After a long slog through Second Coil — Turn 6 gave us a lot of grief, though the subsequent two went a little smoother — LoCoBomb persevered and were eventually victorious, however, and we still weren’t sick of the two incredible boss themes Tempest and Rise of the White Raven.
This encounter remains, to date, my favourite boss fight of all time in any game ever. Ten character levels, over a hundred item levels and one expansion later and it’s still not particularly easy to clear.
Phoenix from the Flames
A lot of people will note that Turn 12 — Turn 3 of Final Coil — is as memorable an encounter as the grand finale Turn 13, and I’d certainly agree with that. Resolving a large number of questions surrounding what really happened at the end of Final Fantasy XIV 1.0, Turn 12 sees the party facing off against the iconic Phoenix, accompanied by this magnificent arrangement of the game’s main theme Answers. I still get shivers every time I hear it. And the recent The Rising event in the game now brought it out at the perfect moment to genuinely give me goosebumps all over my body.
The Final Witness
The final battle in Final Coil is appropriately spectacular. It wasn’t horrendously difficult by the time we got to it — each subsequent patch had increased the amount of bonus HP and damage you’d be blessed with when you went in, theoretically allowing more and more people of lesser skill and/or gear to enjoy all of Coil’s story — but it was still an immensely worthy absolutely, positively, definitely final boss. And it made incredible use of Answers.

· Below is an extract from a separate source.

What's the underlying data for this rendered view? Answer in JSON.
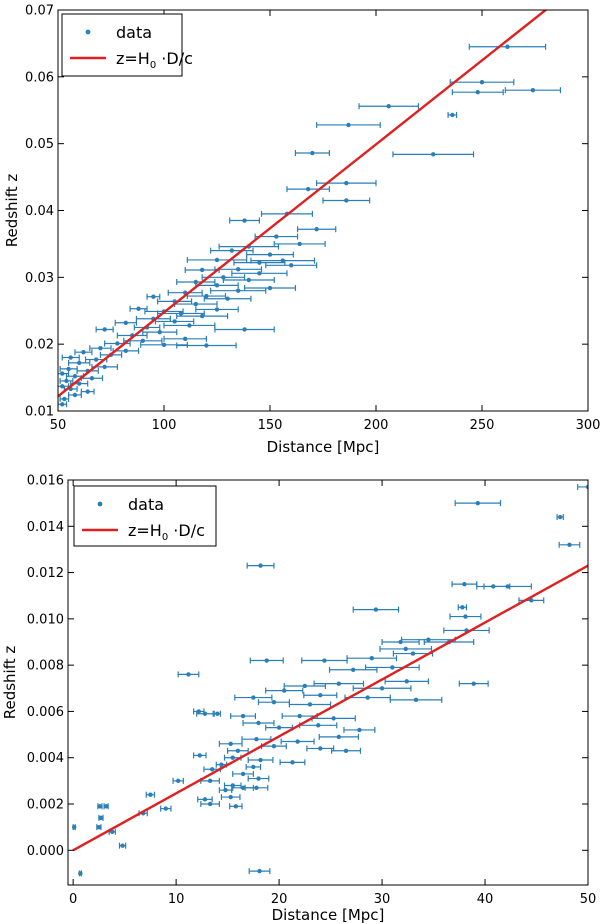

An in-game marriage and a real-life proposal
(if the embed doesn’t work, go here to embarrass me)
January 3, 2015: Amarysse Jerhynsson married W’khebica Qimi (now Wuckle Bunny, because no-one can spell authentic Mi’qote names properly). During this process, the player behind Amarysse Jerhynsson — yours truly — made a rather lengthy virtual speech that culminated in him proposing to the player behind W’khebica Qimi, who was sitting in her study upstairs from him at the time.
We married in June 2015. And who says computer games are antisocial?
Heavensward and beyond
The first full expansion for Final Fantasy XIV was an exciting moment, as it would take us to brand new areas, see us tackling brand new dungeons and battling fierce new foes. It was everything most people hoped for, with an excellent story — to some, better even than A Realm Reborn’s at times meandering narrative — and one hell of a final boss fight.
While the long lull between Heavensward’s release and the first major content patch finally arrived with us was, I feel, largely responsible for the fact that my former Free Company are no longer quite as obviously “active” (at least in public channels) as they used to be, Heavensward has, on the whole, been a great evolution of A Realm Reborn’s base, even introducing a number of brand new types of content to the mix, with my favourite being the new randomly generated Deep Dungeon.
Heavensward’s raid scene hasn’t appealed that much — I’m not really a fan of steampunk in general, and the narrative set up around Alexander was feeble and unmemorable compared to the majesty of Coil — but there’s still been plenty of stuff to do, and as we saw with the Live Letter yesterday, there will continue to be more and more stuff to do as we start the buildup to the second full expansion, set to be revealed for the first time in October.
It’s not many games you can play almost continually for three years and still look upon fondly, but I guess anything you spend that much time in the company of eventually becomes something you really, truly can’t ever let go of.
It’s hard to get this across to people who haven’t been on the journey I’ve been on, and it probably won’t be quite the same for someone who starts right now, but I stand by my nomination of Final Fantasy XIV as my Game of the Year for 2013 over on USgamer, and given the number of hours I’ve played, it’s probably my GotY for 2014, 2015 and 2016 too.